Business
RBI Governor Shaktikanta Das. (Representative image)
The Reserve Bank of India (RBI) on Friday (30 September) hiked the benchmark lending rate by another 50 basis points to 5.9 per cent.
The hike is part of RBI's efforts to check inflation, which has remained above the central bank's tolerance level for the past 8 months.
With the latest hike, the repo rate or the short term lending rate at which banks borrow from the central bank is now close to 6 per cent.
The decision by the six-member Monetary Policy Committee (MPC) was announced by RBI governor Shaktikanta Das.
This is the fourth consecutive rate hike after a 40 basis points increase in May and 50 basis points hike each in June and August. In all, RBI has raised benchmark rate by 1.90 per cent since May this year.

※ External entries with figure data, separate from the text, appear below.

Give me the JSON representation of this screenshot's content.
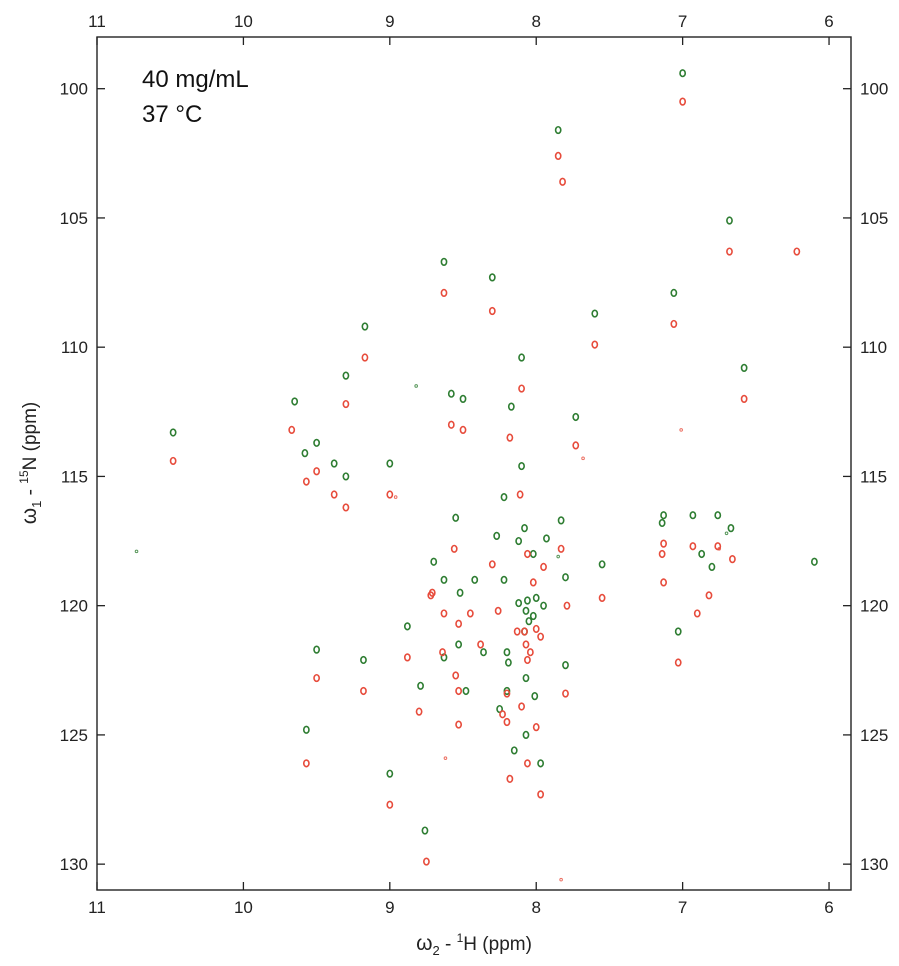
{
  "chart_data": {
    "type": "scatter",
    "title": "",
    "annotations": [
      "40 mg/mL",
      "37 °C"
    ],
    "xlabel": {
      "greek": "ω",
      "sub": "2",
      "sup": "1",
      "rest": " - ",
      "nucleus": "H",
      "unit": " (ppm)"
    },
    "ylabel": {
      "greek": "ω",
      "sub": "1",
      "sup": "15",
      "rest": " - ",
      "nucleus": "N",
      "unit": " (ppm)"
    },
    "xlim": [
      11,
      5.85
    ],
    "ylim": [
      131,
      98
    ],
    "x_ticks": [
      11,
      10,
      9,
      8,
      7,
      6
    ],
    "y_ticks": [
      100,
      105,
      110,
      115,
      120,
      125,
      130
    ],
    "x_reversed": true,
    "y_reversed": true,
    "grid": false,
    "series": [
      {
        "color": "#2e7d32",
        "points": [
          [
            7.0,
            99.4
          ],
          [
            7.85,
            101.6
          ],
          [
            6.68,
            105.1
          ],
          [
            8.63,
            106.7
          ],
          [
            8.3,
            107.3
          ],
          [
            7.06,
            107.9
          ],
          [
            7.6,
            108.7
          ],
          [
            9.17,
            109.2
          ],
          [
            8.1,
            110.4
          ],
          [
            9.3,
            111.1
          ],
          [
            6.58,
            110.8
          ],
          [
            8.58,
            111.8
          ],
          [
            8.5,
            112.0
          ],
          [
            8.17,
            112.3
          ],
          [
            9.65,
            112.1
          ],
          [
            10.48,
            113.3
          ],
          [
            7.73,
            112.7
          ],
          [
            9.5,
            113.7
          ],
          [
            9.58,
            114.1
          ],
          [
            9.38,
            114.5
          ],
          [
            9.0,
            114.5
          ],
          [
            8.1,
            114.6
          ],
          [
            9.3,
            115.0
          ],
          [
            8.22,
            115.8
          ],
          [
            8.55,
            116.6
          ],
          [
            7.13,
            116.5
          ],
          [
            6.93,
            116.5
          ],
          [
            6.76,
            116.5
          ],
          [
            7.83,
            116.7
          ],
          [
            8.08,
            117.0
          ],
          [
            7.14,
            116.8
          ],
          [
            6.67,
            117.0
          ],
          [
            8.27,
            117.3
          ],
          [
            7.93,
            117.4
          ],
          [
            8.12,
            117.5
          ],
          [
            8.7,
            118.3
          ],
          [
            8.02,
            118.0
          ],
          [
            6.87,
            118.0
          ],
          [
            6.1,
            118.3
          ],
          [
            6.8,
            118.5
          ],
          [
            7.55,
            118.4
          ],
          [
            8.63,
            119.0
          ],
          [
            8.42,
            119.0
          ],
          [
            8.22,
            119.0
          ],
          [
            7.8,
            118.9
          ],
          [
            8.52,
            119.5
          ],
          [
            8.12,
            119.9
          ],
          [
            8.06,
            119.8
          ],
          [
            8.0,
            119.7
          ],
          [
            7.95,
            120.0
          ],
          [
            8.07,
            120.2
          ],
          [
            8.02,
            120.4
          ],
          [
            8.05,
            120.6
          ],
          [
            8.08,
            121.0
          ],
          [
            7.03,
            121.0
          ],
          [
            8.88,
            120.8
          ],
          [
            8.53,
            121.5
          ],
          [
            8.2,
            121.8
          ],
          [
            9.5,
            121.7
          ],
          [
            9.18,
            122.1
          ],
          [
            8.63,
            122.0
          ],
          [
            8.36,
            121.8
          ],
          [
            8.19,
            122.2
          ],
          [
            7.8,
            122.3
          ],
          [
            8.07,
            122.8
          ],
          [
            8.48,
            123.3
          ],
          [
            8.79,
            123.1
          ],
          [
            8.2,
            123.3
          ],
          [
            8.01,
            123.5
          ],
          [
            8.25,
            124.0
          ],
          [
            8.15,
            125.6
          ],
          [
            8.07,
            125.0
          ],
          [
            7.97,
            126.1
          ],
          [
            9.57,
            124.8
          ],
          [
            9.0,
            126.5
          ],
          [
            8.76,
            128.7
          ]
        ]
      },
      {
        "color": "#e74c3c",
        "points": [
          [
            7.0,
            100.5
          ],
          [
            7.85,
            102.6
          ],
          [
            7.82,
            103.6
          ],
          [
            6.68,
            106.3
          ],
          [
            6.22,
            106.3
          ],
          [
            8.63,
            107.9
          ],
          [
            8.3,
            108.6
          ],
          [
            7.06,
            109.1
          ],
          [
            7.6,
            109.9
          ],
          [
            9.17,
            110.4
          ],
          [
            8.1,
            111.6
          ],
          [
            9.3,
            112.2
          ],
          [
            6.58,
            112.0
          ],
          [
            8.58,
            113.0
          ],
          [
            8.5,
            113.2
          ],
          [
            8.18,
            113.5
          ],
          [
            9.67,
            113.2
          ],
          [
            10.48,
            114.4
          ],
          [
            7.73,
            113.8
          ],
          [
            9.5,
            114.8
          ],
          [
            9.57,
            115.2
          ],
          [
            9.38,
            115.7
          ],
          [
            9.0,
            115.7
          ],
          [
            8.11,
            115.7
          ],
          [
            9.3,
            116.2
          ],
          [
            7.13,
            117.6
          ],
          [
            6.93,
            117.7
          ],
          [
            6.76,
            117.7
          ],
          [
            7.83,
            117.8
          ],
          [
            8.56,
            117.8
          ],
          [
            8.06,
            118.0
          ],
          [
            7.14,
            118.0
          ],
          [
            6.66,
            118.2
          ],
          [
            8.3,
            118.4
          ],
          [
            7.95,
            118.5
          ],
          [
            8.71,
            119.5
          ],
          [
            8.72,
            119.6
          ],
          [
            8.02,
            119.1
          ],
          [
            7.13,
            119.1
          ],
          [
            6.82,
            119.6
          ],
          [
            7.55,
            119.7
          ],
          [
            8.63,
            120.3
          ],
          [
            8.45,
            120.3
          ],
          [
            8.26,
            120.2
          ],
          [
            7.79,
            120.0
          ],
          [
            6.9,
            120.3
          ],
          [
            8.53,
            120.7
          ],
          [
            8.13,
            121.0
          ],
          [
            8.08,
            121.0
          ],
          [
            8.0,
            120.9
          ],
          [
            7.97,
            121.2
          ],
          [
            8.07,
            121.5
          ],
          [
            8.04,
            121.8
          ],
          [
            8.06,
            122.1
          ],
          [
            7.03,
            122.2
          ],
          [
            8.88,
            122.0
          ],
          [
            8.64,
            121.8
          ],
          [
            8.38,
            121.5
          ],
          [
            9.5,
            122.8
          ],
          [
            9.18,
            123.3
          ],
          [
            8.55,
            122.7
          ],
          [
            8.53,
            123.3
          ],
          [
            8.2,
            123.4
          ],
          [
            7.8,
            123.4
          ],
          [
            8.1,
            123.9
          ],
          [
            8.8,
            124.1
          ],
          [
            8.23,
            124.2
          ],
          [
            8.2,
            124.5
          ],
          [
            8.53,
            124.6
          ],
          [
            8.0,
            124.7
          ],
          [
            8.18,
            126.7
          ],
          [
            8.06,
            126.1
          ],
          [
            7.97,
            127.3
          ],
          [
            9.57,
            126.1
          ],
          [
            9.0,
            127.7
          ],
          [
            8.75,
            129.9
          ]
        ]
      },
      {
        "color": "#2e7d32",
        "faint": true,
        "points": [
          [
            10.73,
            117.9
          ],
          [
            8.82,
            111.5
          ],
          [
            6.7,
            117.2
          ],
          [
            7.85,
            118.1
          ]
        ]
      },
      {
        "color": "#e74c3c",
        "faint": true,
        "points": [
          [
            8.96,
            115.8
          ],
          [
            7.01,
            113.2
          ],
          [
            6.75,
            117.8
          ],
          [
            7.83,
            130.6
          ],
          [
            8.62,
            125.9
          ],
          [
            7.68,
            114.3
          ]
        ]
      }
    ]
  }
}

The RBI also lowered its economic growth projection for FY23 to 7 per cent from earlier estimate of 7.2 per cent.
The central bank retained the inflation projection at 6.7 per cent for the current fiscal.
The Consumer Price Index (CPI) based inflation, which RBI factors in while fixing its benchmark rate, stood at 7 per cent in August. Retail inflation has been ruling above the RBI's comfort level of 6 per cent since January this year.
Das said that the recent correction in global commodity prices if sustained may ease cost pressures in coming months.